Concern: 34 million Americans spend 22 hours per week, on average, playing video games. The intention of this article is not to offend those who play video games, but to face the endemic problem head on and search for meaningful solutions. Are video games harmful in themselves? Do they tear down or elevate our culture? Should they be avoided altogether?
Most people will agree that “too much” gaming is harmful. Many more will acknowledge that Grand Theft Auto, which glorifies crime, or esoteric and violent games such as The Last of Us, Bioshock Infinite, or Fallout are bad. But the question still stands: How much is too much? How bad is too bad? And what about apparently innocuous games like Angry Birds?
Escape from Reality
Video games are designed to give the player a sense of instant satisfaction. Whenever a virtual goal is achieved, the player gets a rush and tends to want more and more. Gaming presents an imaginary world detached from reality and offers an easy “escape” from the natural limitations humans encounter in this vale of tears. In real life, accomplishment is tied to reality, hard work, effort, sacrifice and talent. But in the make-believe world of video games, you can pretend to be and do things that are completely unrealistic.
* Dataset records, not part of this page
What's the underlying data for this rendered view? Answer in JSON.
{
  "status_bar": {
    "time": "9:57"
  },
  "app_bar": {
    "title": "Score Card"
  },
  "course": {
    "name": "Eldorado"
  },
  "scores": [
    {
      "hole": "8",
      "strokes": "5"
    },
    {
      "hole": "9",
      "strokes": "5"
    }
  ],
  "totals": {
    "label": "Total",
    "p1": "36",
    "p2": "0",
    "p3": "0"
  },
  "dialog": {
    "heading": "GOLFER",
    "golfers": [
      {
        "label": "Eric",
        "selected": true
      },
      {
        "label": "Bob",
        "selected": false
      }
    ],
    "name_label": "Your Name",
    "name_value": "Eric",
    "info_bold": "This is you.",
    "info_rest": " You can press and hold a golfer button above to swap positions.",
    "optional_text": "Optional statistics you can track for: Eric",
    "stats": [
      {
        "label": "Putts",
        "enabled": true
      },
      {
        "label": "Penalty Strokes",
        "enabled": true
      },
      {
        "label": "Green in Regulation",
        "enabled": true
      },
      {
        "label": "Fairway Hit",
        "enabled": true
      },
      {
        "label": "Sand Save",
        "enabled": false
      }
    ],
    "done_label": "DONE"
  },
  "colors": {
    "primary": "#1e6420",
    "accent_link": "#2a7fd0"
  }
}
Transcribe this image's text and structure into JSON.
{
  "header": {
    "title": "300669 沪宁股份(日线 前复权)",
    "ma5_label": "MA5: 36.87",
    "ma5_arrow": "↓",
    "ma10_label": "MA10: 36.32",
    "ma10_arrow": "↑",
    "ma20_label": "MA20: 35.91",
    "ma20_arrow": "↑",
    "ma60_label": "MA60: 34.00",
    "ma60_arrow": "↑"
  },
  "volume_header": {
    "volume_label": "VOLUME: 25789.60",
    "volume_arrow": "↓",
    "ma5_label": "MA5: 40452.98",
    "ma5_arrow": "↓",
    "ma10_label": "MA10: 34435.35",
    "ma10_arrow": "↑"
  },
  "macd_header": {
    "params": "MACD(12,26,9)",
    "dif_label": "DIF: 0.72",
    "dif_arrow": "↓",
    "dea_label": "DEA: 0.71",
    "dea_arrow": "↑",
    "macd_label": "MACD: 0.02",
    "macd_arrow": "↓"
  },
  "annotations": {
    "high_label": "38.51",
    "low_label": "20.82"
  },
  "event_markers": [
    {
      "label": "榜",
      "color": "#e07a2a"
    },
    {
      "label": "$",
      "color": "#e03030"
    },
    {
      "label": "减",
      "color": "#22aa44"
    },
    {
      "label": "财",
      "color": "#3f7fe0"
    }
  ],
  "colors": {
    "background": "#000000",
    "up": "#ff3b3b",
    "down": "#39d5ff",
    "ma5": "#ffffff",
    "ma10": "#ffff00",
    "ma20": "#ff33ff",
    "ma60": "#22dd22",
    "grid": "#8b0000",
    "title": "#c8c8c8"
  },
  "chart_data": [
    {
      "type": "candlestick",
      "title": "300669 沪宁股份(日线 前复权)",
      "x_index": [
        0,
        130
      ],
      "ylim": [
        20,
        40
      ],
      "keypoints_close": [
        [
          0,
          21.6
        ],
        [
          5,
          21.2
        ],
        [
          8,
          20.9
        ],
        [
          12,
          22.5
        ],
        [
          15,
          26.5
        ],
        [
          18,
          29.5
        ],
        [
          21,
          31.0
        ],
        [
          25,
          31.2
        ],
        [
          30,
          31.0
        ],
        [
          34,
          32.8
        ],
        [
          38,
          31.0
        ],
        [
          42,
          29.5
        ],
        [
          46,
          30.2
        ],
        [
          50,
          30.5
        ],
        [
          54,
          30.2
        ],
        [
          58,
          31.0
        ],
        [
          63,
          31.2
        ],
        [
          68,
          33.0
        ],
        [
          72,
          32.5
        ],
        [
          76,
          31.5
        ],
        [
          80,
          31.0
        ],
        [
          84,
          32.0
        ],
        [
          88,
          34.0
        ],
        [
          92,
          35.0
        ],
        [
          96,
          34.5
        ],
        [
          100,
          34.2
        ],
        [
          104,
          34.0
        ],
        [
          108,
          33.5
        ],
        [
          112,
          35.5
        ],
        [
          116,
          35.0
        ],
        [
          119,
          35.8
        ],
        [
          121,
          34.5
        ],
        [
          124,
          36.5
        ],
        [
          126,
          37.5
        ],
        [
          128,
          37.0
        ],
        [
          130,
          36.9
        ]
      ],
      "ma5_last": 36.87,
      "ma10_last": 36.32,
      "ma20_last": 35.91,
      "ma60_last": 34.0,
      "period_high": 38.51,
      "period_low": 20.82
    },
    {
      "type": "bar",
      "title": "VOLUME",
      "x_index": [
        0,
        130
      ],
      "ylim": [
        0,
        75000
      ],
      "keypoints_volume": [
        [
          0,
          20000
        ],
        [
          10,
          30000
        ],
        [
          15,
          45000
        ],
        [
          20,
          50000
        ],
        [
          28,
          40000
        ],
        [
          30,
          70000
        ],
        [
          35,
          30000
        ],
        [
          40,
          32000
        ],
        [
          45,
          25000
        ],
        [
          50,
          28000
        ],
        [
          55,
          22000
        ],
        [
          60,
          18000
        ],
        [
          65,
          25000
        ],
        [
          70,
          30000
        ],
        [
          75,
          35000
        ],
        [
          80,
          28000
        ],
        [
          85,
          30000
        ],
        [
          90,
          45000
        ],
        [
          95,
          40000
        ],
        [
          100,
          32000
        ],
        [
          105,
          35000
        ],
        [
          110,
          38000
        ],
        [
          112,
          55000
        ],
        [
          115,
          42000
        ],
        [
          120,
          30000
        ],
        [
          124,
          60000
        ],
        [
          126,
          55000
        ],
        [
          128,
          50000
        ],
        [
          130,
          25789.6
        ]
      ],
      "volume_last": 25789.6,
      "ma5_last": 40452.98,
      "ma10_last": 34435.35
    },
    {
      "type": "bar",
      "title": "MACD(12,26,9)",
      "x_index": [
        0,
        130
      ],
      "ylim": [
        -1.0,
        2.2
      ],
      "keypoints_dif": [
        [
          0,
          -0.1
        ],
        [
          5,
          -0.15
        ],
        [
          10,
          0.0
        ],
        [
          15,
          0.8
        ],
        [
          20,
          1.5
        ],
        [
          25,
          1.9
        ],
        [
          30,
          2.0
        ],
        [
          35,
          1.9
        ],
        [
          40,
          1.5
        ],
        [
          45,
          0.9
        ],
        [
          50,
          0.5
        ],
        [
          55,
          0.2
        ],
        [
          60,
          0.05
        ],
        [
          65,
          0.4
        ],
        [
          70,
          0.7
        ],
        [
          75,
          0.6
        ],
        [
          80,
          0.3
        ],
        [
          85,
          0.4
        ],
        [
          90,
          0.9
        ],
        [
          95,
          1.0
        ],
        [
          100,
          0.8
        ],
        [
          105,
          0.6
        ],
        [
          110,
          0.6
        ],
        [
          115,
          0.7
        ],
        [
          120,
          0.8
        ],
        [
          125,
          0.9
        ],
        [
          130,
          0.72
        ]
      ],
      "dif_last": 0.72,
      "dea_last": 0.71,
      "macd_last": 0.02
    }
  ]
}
This is further complicated when the person faces problems such as a broken family, depression and addictions. Take the case of Elliot Rodger. This 22-year-old student lived a frustrated life. He despised social interaction, did not have many friends, and became obsessed with World of Warcraft. Rather than overcome his shortcomings, he withdrew and filled the void with gaming and pornography. He later killed six, injured thirteen, and committed suicide. His video game addiction was considered a factor in his tragic course.